Get rich or die tryin’ (to spend it)
August 9, 2012 Leave a comment
My boss pulled up in his brand new BMW today and I couldn’t help but admire it.
“Nice car,” I said as he got out.
“Well,” he said, noticing my admiring looks, “Work hard, put the hours in, and I’ll have an even better one next year.”
Paraphrasing from a good article by Paul Graham:
Someone graduating from college thinks, and is told, that he needs to get a job. A more direct way to put it: you need to start doing something people want. You don’t need to join a company to do that but for many people the best plan probably is to go to work for some existing company. This means doing something people want, averaged together with everyone else in that company.
However, is that averaging disadvantageous for you? In a big company you get paid a fairly predictable salary for working fairly predictable hours. You can’t go to your boss and say, I’d like to start working ten times as hard, so will you please pay me ten times as much? For one thing, the official fiction is that you are already working as hard as you can.

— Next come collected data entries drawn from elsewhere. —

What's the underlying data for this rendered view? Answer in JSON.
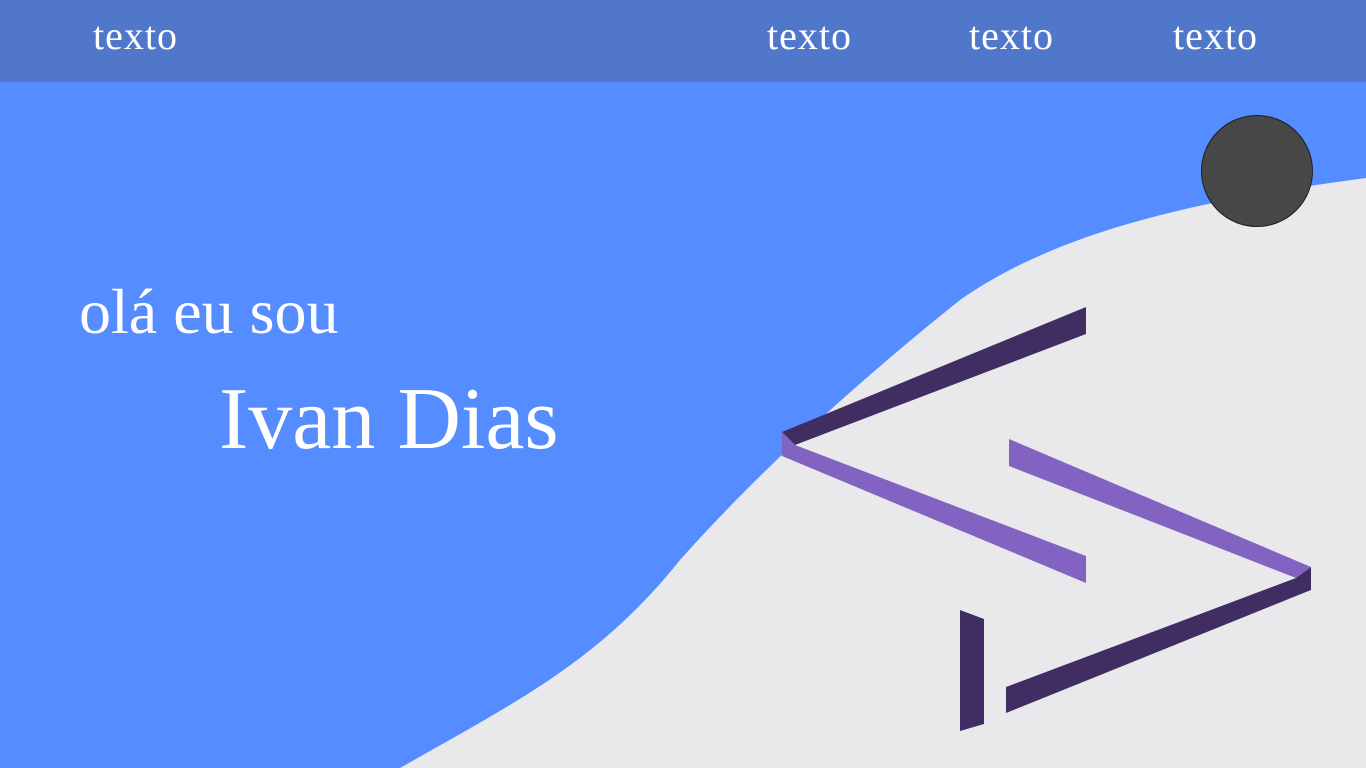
{
  "nav": {
    "brand": "texto",
    "links": [
      "texto",
      "texto",
      "texto"
    ]
  },
  "hero": {
    "greeting": "olá eu sou",
    "name": "Ivan Dias"
  },
  "colors": {
    "hero_background": "#558cff",
    "navbar_background": "#5077c9",
    "wave": "#e9e9ec",
    "logo_dark": "#402e62",
    "logo_light": "#8263c2",
    "avatar": "#474747"
  },
  "icons": {
    "avatar": "avatar-circle",
    "logo": "code-brackets-logo"
  }
}
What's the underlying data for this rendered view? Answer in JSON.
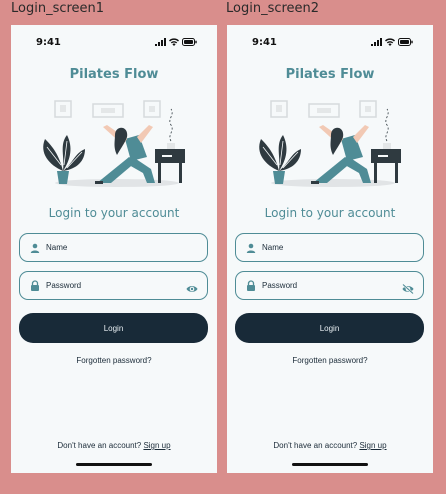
{
  "frames": [
    {
      "label": "Login_screen1",
      "time": "9:41",
      "brand": "Pilates Flow",
      "heading": "Login to your account",
      "name_placeholder": "Name",
      "password_placeholder": "Password",
      "password_toggle_icon": "eye-icon",
      "login_label": "Login",
      "forgot_label": "Forgotten password?",
      "signup_prompt": "Don't have an account?",
      "signup_link": "Sign up"
    },
    {
      "label": "Login_screen2",
      "time": "9:41",
      "brand": "Pilates Flow",
      "heading": "Login to your account",
      "name_placeholder": "Name",
      "password_placeholder": "Password",
      "password_toggle_icon": "eye-off-icon",
      "login_label": "Login",
      "forgot_label": "Forgotten password?",
      "signup_prompt": "Don't have an account?",
      "signup_link": "Sign up"
    }
  ],
  "colors": {
    "background": "#d98e8c",
    "screen": "#f6f9fa",
    "accent": "#4f8c96",
    "button": "#182a38",
    "text": "#1b2b38"
  }
}
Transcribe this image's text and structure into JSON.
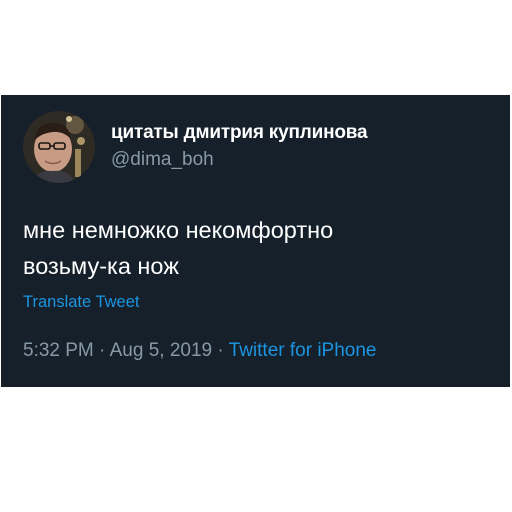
{
  "tweet": {
    "author": {
      "display_name": "цитаты дмитрия куплинова",
      "handle": "@dima_boh"
    },
    "text_lines": [
      "мне немножко некомфортно",
      "возьму-ка нож"
    ],
    "translate_label": "Translate Tweet",
    "time": "5:32 PM",
    "separator": "·",
    "date": "Aug 5, 2019",
    "source": "Twitter for iPhone"
  },
  "colors": {
    "background": "#15202b",
    "primary_text": "#ffffff",
    "secondary_text": "#8899a6",
    "link": "#1b95e0"
  }
}
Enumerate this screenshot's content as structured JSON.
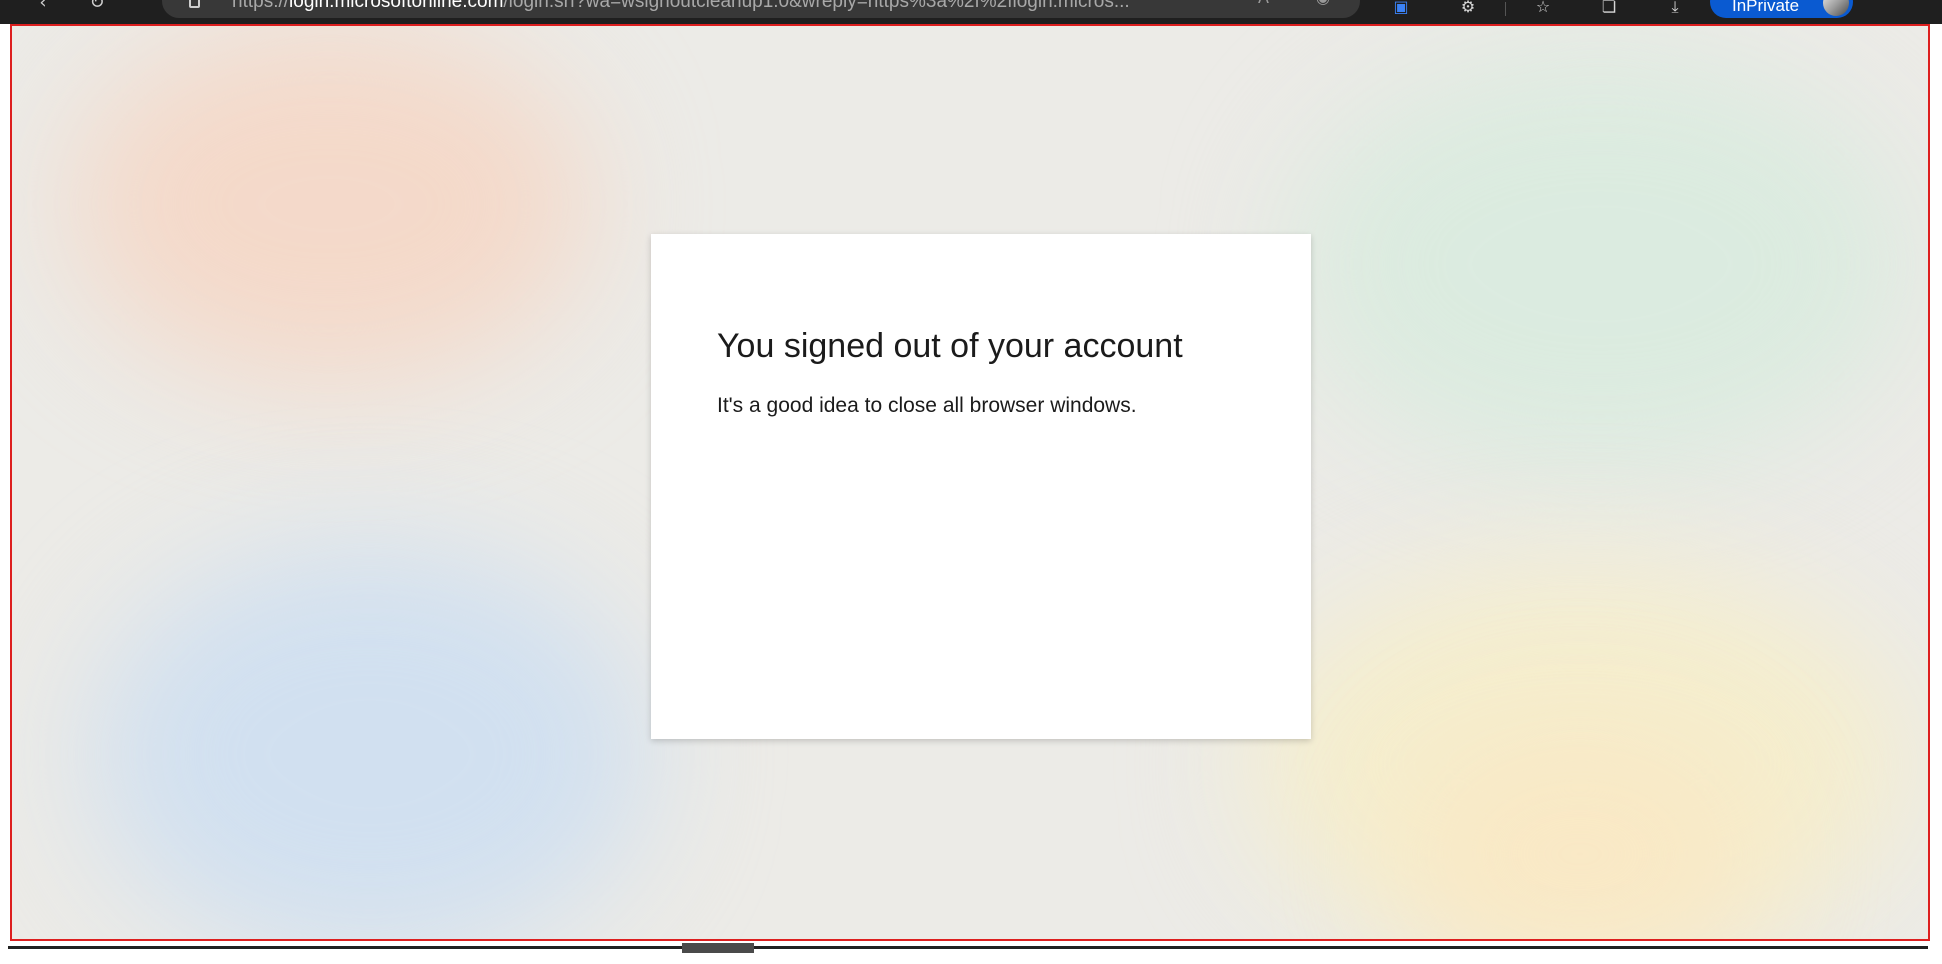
{
  "browser": {
    "url_scheme": "https://",
    "url_host": "login.microsoftonline.com",
    "url_path": "/login.srf?wa=wsignoutcleanup1.0&wreply=https%3a%2f%2flogin.micros...",
    "inprivate_label": "InPrivate"
  },
  "page": {
    "title": "You signed out of your account",
    "message": "It's a good idea to close all browser windows."
  },
  "colors": {
    "frame_outline": "#dd1f1f",
    "inprivate_badge": "#0a5ad1",
    "card_background": "#ffffff"
  }
}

Economically, you can think of a startup/working independently as a way to compress your whole working life into a few years. Instead of working at a low intensity for forty years, you work as hard as you possibly can for four.
You could probably work twice as many hours as a corporate employee, and if you focus you can probably get three times as much done in an hour. You should get another multiple of two, at least, by eliminating the drag of the middle manager who would be your boss in a big company. Then there is one more multiple: how much smarter are you than your job description expects you to be? Suppose another multiple of three. If a fairly good hacker is worth $80,000 a year at a big company, then a smart hacker working very hard without any corporate bullshit to slow him down should be able to do work worth about $3 million a year.
Like all back-of-the-envelope calculations, this one has a lot of wiggle room. I wouldn’t try to defend the actual numbers. But I stand by the structure of the calculation. I’m not claiming the multiplier is precisely 36, but it is certainly more than 10.
And once you have all that money, then paraphrasing from an article at messymatters.com on savings:
The risk of dying with too much money should be taken just as seriously as the risk of dying poor. After all, that excess money in old age represents forgone opportunities earlier in life.
Spend money on anything that shifts your focus from the mundane to things that give your life meaning. Donating to charities that are meaningful to you is a great way to do that. Traveling to visit friends and family should rank highly for the same reason. Improving the world, having fun adventures, relationships with friends and family, satisfying intellectual curiosity…
Certain kinds of adventures you may not be physically capable of at retirement age. And don’t forget the possibility that you’ll die young. Or there could be a financial collapse that sparks hyperinflation, destroying your hard-earned savings. Or there could be technological explosions that change everyone’s level of wealth.
Have a bias for enjoying things now; it’s worth some amount of risk of being poorer than you’d like to be in retirement. Consider the strategy of throughout your life, taking, say, a month of unpaid leave every time you accumulate several thousand dollars in excess savings. If you keep obsessively saving past a reasonable target then you are, in a very literal sense, wasting money, by letting it sit as excess savings instead of doing something with it that makes your life better.
Improve your life by outsourcing tasks you do not enjoy. For example, don’t do your own taxes or change your own oil or clean your own house if you don’t enjoy those things, especially if you enjoy your job more than those tasks and your effective hourly rate is not much lower than (or is higher than) the hourly cost of the outsourcing.
Also, consider getting your retirement setup in place sometime before you retire.